The second requirement, that the cause of action arises out of a defendant's actions in this state is satisfied when the defendant breaches a contract. In such a case, the breach of the contract entered into with an Ohio resident is the event which does the damage within Ohio and satisfies this requirement. In-Flight Devices Corp., 466 F.2d at 229. In addition, in this case, defendant notified plaintiff in Ohio of the termination of the contract. This early termination is claimed to be one of the breaches of the contract.

Where the first two prongs of the test are met an inference arises that the third element, fairness, is also present. First National Bank, etc. v. J.W. Brewer Tire Co., 680 F.2d at 1126, citing, Southern Machine Co. v. Mohasco Industries, Inc., 401 F.2d at 381. Only in an unusual case will the third criterion not be found when the first two criteria are met. Id. This final criterion incorporates the flexibility of the test of International Shoe Co. v. Washington, 326 U.S. 310, 66 S.Ct. 154, 90 L.Ed. 95 (1945), which requires that one may be subject to in personam jurisdiction only if minimum contacts with the forum state are present so that maintenance of the suit does not offend traditional notions of fair play and substantial justice. In-Flight Devices Corp., 466 F.2d at 232.

The factors to be considered in determining whether the third prong of the test is met include whether the individual defendant should foresee the possibility of a foreign suit.
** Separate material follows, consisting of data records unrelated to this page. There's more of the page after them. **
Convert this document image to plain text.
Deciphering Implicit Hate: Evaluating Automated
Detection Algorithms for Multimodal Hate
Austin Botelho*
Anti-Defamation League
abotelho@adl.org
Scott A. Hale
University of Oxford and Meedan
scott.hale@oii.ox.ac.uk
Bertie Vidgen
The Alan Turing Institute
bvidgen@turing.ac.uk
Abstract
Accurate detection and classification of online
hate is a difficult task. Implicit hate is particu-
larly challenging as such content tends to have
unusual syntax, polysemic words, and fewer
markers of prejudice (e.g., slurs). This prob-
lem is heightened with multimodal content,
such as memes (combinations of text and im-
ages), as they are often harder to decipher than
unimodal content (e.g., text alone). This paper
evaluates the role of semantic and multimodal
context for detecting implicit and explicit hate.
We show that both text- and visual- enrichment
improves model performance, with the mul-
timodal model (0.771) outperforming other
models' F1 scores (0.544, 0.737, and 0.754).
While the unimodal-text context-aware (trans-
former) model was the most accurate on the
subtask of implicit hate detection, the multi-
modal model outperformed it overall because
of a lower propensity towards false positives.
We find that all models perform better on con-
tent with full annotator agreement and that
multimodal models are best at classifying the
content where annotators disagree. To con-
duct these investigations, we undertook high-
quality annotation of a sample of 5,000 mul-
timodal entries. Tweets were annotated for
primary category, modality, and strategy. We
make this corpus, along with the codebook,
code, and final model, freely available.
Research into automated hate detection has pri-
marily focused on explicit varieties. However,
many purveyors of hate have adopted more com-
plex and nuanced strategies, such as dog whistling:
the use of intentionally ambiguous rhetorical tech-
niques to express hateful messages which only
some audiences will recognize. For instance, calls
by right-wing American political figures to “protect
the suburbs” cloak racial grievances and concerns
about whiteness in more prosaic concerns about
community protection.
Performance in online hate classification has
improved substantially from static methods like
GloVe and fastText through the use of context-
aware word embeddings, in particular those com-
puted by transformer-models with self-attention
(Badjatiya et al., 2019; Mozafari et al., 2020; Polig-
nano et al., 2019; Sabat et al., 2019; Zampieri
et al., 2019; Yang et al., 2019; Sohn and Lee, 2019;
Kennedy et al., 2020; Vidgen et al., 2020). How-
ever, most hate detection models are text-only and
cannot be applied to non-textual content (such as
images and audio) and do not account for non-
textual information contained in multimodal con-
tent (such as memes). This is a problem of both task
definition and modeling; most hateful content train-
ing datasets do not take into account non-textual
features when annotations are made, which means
World Wide Volkswagen Corp. v. Woodson, 444 U.S. 286, 297, 100 S.Ct. 559, 567, 62 L.Ed.2d 490 (1980); In-Flight Devices Corp., 466 F.2d at 233; First Nat'l. Bank, etc. v. J.W. Brewer Tire Co. 680 F.2d at 1123. Where the non-resident party has physical contact with Ohio, a contract with a resident of Ohio by a non-resident defendant is evidence of the latter's expectation that it may be involved in litigation in Ohio. In-Flight Devices Corp., 466 F.2d at 234. An additional factor is the nature and quantity of the physical contacts with the forum state. Id. at 235. This factor is important to gauge the significance the parties attach to events occurring in Ohio, and to determine their expectations. Id. Physical entry into the state generally establishes that the parties considered events occurring within Ohio to be significant, however, letters or phone calls to Ohio also are indicative of substantial involvement with this state. Id.

Another factor to be considered is whether the plaintiff was passive or whether it actively participated in the transaction in question. First Nat'l. Bank, etc. v. J.W. Brewer Tire Co., 680 F.2d at 1123; In-Flight Devices Corp., 466 F.2d at 234. A further aspect of the fairness consideration is the extent of Ohio's interest in the controversy. In-Flight Devices Corp., at 232. Ohio has an interest in resolving suits brought by one of its...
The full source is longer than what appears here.